American troops have not escaped unscathed either. U.S. causalities in Iraq and Afghanistan are overwhelming, totaling 6,640 deaths, 50,450 injuries, 103,792 diagnosed cases of posttraumatic stress disorder, 253,330 diagnosed cases of traumatic brain injury, and 1,715 servicemen required amputations as a result of injuries received in combat(Wihbey). In our fury, we have struck back, but we are not unharmed. We are not invincible.

Fear, sorrow, anger, and power all collided in America, and we used them all. Whenever we think of the terrorists, we ask ourselves “How dare they?” We do not realize it, but this has a double meaning. How dare they kill those people, and how dare they take our illusion of invulnerability from us. In our rage, we have lashed out against those we deem responsible. We have become judge, jury, and executioner. This forces us to ask the question: Have we become the very enemy we sought to eradicate? We declared a “War on Terror” yet we struck terror into the hearts of innocents. We bombed their cities and we leveled their homes. We killed their fathers, their sisters, and their children too.

Today we still face the consequences of our actions; Americans have died, and Americans have killed. Have we become terrorists ourselves? Are we the ultimate hypocrites? There is no conclusive answer. Whatever else we are, we are wounded, both living with and spreading fear. And we may never fully heal. We were invincible.



                                                                             Works Cited

“Iraq Body Count.” Iraq Body Count. Iraq Body Count Project, 23 Sept. 2014. Web. 24 Sept. 2014.

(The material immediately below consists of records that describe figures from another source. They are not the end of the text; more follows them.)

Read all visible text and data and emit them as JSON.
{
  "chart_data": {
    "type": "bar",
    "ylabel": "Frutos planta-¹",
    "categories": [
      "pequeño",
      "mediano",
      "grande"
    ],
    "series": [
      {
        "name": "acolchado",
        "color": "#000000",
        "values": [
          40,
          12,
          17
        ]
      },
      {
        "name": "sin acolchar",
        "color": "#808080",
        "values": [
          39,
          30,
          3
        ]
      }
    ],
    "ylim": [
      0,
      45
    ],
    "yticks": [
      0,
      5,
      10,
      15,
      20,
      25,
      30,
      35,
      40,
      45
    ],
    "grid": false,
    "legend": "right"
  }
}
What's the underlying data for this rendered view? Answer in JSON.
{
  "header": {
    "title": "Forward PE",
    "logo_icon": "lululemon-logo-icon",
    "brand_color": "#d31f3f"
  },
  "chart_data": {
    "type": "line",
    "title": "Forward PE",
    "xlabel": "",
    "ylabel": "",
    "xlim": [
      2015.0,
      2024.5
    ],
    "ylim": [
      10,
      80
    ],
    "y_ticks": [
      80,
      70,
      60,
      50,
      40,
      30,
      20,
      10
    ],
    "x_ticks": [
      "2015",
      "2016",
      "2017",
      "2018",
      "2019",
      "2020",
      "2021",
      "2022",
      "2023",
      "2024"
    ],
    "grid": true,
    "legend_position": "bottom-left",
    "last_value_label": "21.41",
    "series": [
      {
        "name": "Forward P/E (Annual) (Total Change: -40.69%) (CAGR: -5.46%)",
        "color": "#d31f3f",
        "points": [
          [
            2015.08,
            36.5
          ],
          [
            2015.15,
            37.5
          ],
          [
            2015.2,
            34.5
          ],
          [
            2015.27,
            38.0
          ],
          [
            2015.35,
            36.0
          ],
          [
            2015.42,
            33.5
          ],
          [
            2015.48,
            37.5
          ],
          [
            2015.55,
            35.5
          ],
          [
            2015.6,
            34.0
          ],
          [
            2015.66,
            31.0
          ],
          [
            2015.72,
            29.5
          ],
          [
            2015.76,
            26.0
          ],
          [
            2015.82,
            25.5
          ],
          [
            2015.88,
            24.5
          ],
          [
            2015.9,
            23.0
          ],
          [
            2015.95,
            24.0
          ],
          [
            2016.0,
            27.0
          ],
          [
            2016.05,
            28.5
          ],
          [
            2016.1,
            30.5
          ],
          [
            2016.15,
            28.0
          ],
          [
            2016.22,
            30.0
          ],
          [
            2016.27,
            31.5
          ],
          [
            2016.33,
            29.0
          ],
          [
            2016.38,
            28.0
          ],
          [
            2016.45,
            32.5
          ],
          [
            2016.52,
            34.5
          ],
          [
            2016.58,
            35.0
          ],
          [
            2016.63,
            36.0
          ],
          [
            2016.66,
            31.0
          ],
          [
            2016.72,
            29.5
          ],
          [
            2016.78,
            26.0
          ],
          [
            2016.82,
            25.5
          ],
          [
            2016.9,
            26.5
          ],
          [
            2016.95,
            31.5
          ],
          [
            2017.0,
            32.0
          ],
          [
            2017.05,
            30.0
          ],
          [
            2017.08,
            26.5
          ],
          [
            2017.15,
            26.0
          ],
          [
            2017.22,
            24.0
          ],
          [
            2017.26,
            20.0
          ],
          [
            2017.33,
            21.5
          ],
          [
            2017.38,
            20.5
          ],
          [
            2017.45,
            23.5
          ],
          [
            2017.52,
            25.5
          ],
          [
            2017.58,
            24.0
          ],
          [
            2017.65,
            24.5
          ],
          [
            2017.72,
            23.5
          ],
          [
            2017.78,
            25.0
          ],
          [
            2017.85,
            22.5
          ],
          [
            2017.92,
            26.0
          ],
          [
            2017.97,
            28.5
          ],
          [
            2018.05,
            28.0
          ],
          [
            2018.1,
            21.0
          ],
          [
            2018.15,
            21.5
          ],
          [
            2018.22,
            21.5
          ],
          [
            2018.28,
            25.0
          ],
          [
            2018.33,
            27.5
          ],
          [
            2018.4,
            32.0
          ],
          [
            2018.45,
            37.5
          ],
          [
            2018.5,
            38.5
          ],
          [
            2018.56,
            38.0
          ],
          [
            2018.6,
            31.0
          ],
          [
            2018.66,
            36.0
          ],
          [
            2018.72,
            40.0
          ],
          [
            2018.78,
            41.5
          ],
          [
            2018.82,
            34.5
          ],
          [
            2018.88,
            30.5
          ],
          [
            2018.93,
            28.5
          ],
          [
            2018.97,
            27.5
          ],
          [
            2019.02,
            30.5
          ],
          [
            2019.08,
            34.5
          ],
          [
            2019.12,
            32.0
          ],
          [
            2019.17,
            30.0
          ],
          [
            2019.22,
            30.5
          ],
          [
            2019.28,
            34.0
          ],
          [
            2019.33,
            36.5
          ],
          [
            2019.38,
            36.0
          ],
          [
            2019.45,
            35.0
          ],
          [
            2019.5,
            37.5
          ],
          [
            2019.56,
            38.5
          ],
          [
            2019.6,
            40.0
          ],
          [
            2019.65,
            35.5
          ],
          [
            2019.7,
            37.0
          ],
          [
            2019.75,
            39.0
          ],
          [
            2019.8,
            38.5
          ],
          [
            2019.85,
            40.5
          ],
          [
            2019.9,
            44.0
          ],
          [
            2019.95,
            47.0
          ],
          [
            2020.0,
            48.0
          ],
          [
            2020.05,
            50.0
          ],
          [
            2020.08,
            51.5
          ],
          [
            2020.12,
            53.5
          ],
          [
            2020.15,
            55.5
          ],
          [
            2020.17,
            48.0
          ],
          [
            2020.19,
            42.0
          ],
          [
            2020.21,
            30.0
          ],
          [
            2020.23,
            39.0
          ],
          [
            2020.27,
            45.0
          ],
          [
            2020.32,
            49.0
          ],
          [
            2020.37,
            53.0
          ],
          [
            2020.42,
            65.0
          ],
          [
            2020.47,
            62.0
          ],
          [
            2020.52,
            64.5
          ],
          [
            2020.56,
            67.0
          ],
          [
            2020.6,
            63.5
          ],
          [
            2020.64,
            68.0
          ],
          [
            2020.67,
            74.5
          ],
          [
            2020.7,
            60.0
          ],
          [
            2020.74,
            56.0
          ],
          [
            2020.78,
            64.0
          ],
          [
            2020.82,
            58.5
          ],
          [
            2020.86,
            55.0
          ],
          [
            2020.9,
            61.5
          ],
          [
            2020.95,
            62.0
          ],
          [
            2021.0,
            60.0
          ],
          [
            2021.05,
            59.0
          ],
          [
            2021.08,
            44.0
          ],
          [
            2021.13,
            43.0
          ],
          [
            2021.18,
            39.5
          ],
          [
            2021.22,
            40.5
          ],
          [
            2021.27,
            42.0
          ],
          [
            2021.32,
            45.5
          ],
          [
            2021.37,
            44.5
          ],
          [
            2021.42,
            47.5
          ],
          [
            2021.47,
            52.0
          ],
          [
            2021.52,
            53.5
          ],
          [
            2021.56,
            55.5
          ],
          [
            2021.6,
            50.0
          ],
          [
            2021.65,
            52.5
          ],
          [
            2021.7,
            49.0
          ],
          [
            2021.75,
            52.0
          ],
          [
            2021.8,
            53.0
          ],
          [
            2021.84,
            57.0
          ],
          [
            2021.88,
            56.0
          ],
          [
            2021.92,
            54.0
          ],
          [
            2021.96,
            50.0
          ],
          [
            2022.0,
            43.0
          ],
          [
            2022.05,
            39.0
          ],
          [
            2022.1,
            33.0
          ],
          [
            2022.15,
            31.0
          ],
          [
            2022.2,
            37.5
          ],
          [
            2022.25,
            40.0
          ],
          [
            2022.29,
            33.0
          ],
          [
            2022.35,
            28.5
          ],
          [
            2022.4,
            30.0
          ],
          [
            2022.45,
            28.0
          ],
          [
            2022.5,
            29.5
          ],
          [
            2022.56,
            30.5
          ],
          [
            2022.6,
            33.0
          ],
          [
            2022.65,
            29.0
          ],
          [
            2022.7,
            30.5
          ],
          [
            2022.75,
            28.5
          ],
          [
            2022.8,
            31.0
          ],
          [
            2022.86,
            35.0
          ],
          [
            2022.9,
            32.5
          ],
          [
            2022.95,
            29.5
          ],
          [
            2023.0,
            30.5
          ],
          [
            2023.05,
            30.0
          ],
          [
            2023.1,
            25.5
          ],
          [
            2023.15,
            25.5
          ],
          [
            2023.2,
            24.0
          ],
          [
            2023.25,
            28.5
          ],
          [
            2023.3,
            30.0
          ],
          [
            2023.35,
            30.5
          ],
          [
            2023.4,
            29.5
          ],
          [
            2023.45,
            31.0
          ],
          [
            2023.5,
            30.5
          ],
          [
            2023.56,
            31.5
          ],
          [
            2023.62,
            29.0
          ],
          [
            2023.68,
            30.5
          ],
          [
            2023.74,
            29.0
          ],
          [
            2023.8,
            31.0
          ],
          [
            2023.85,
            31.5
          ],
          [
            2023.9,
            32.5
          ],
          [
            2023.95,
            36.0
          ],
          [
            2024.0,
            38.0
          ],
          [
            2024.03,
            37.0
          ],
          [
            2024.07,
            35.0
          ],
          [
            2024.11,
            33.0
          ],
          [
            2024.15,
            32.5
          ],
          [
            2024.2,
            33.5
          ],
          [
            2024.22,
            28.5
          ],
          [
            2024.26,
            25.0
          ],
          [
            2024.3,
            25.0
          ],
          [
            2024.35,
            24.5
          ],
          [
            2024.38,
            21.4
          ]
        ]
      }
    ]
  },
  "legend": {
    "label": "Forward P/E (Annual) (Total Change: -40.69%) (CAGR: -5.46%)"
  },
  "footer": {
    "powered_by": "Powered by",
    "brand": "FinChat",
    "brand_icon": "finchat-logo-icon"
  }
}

Rogers, Simon, and Mona Chalabi. “Afghanistan Civilian Casualties.” DATABLOG. The Guardian, 12 Apr. 2013. Web. 27 Sept. 2014.

“U.S.-led Attack on Afghanistan Begins.” A&E Television Networks, n.d. Web. 24 Sept. 2014.

Walsh, Kenneth T. “10 Years Ago, the U.S. Invaded Iraq.” US News. U.S.News & World Report, 19 Mar. 2013. Web. 24 Sept. 2014.

Wihbey, John. “U.S. Military Casualties and the Costs of War: Iraq, Afghanistan and Post-9/11 Conflicts.” Journalists Resource RSS. Journalist’s Resource, 22 Oct. 2013. Web. 29 Sept. 2014.